Francis Scott Key Fitzgerald was born in St. Paul, Minnesota, in September 1896, the son of an Irish-American father from Maryland and a mother whose family had come from County Fermanagh. He was named after his ancestor who wrote the words to the Star-Spangled Banner. He spent his life trying to reconcile what America had promised the Irish with what it had actually delivered.
The Great Gatsby, published in 1925, is a novel about aspiration and illusion. It is also, if you read it with the right information, a novel about what happens to the Irish in America — the ones who arrive with nothing, who hustle their way into money, who find that money is not the same as belonging. Jay Gatsby is not Irish by name but he is Irish by circumstance: a man who has remade himself completely and discovered that the world he wanted to join will not let him in regardless of what he brings to the door.
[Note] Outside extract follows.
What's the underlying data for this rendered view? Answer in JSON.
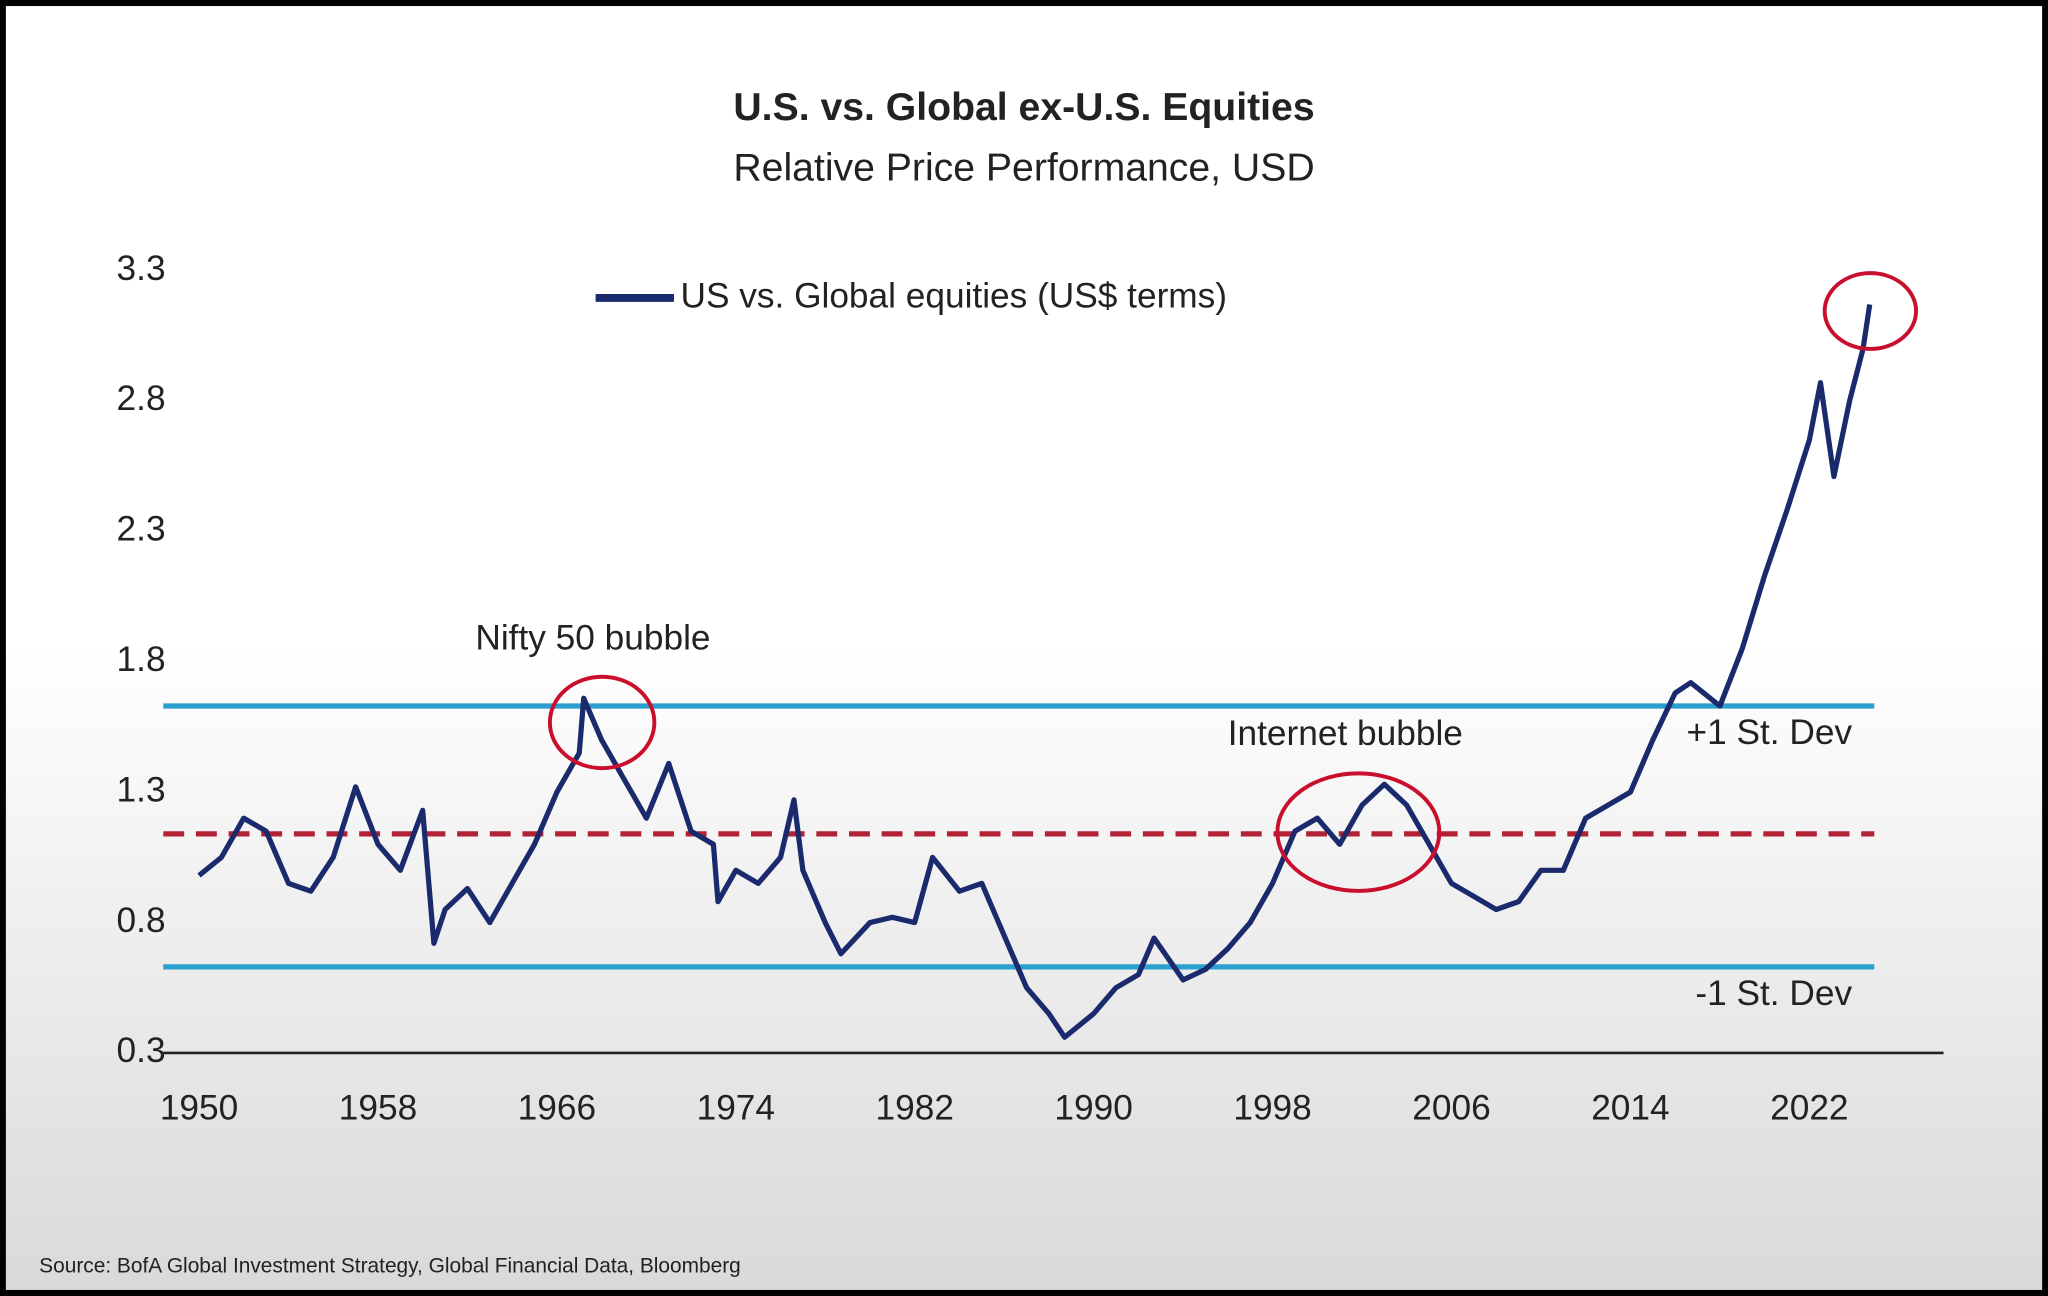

Fitzgerald knew this from his own life. His father’s family had lost whatever social standing they once had. He spent his career in pursuit of an American elite that admired his talent and would not quite accept him, a condition he understood intimately and wrote about with a precision that felt like autobiography even when it wasn’t.
He died in Hollywood in 1940, forty-four years old, in debt, his work undervalued at the time of his death.
Within a decade he would be regarded as one of the finest American novelists who ever lived. The Irish understanding of deferred recognition runs deep.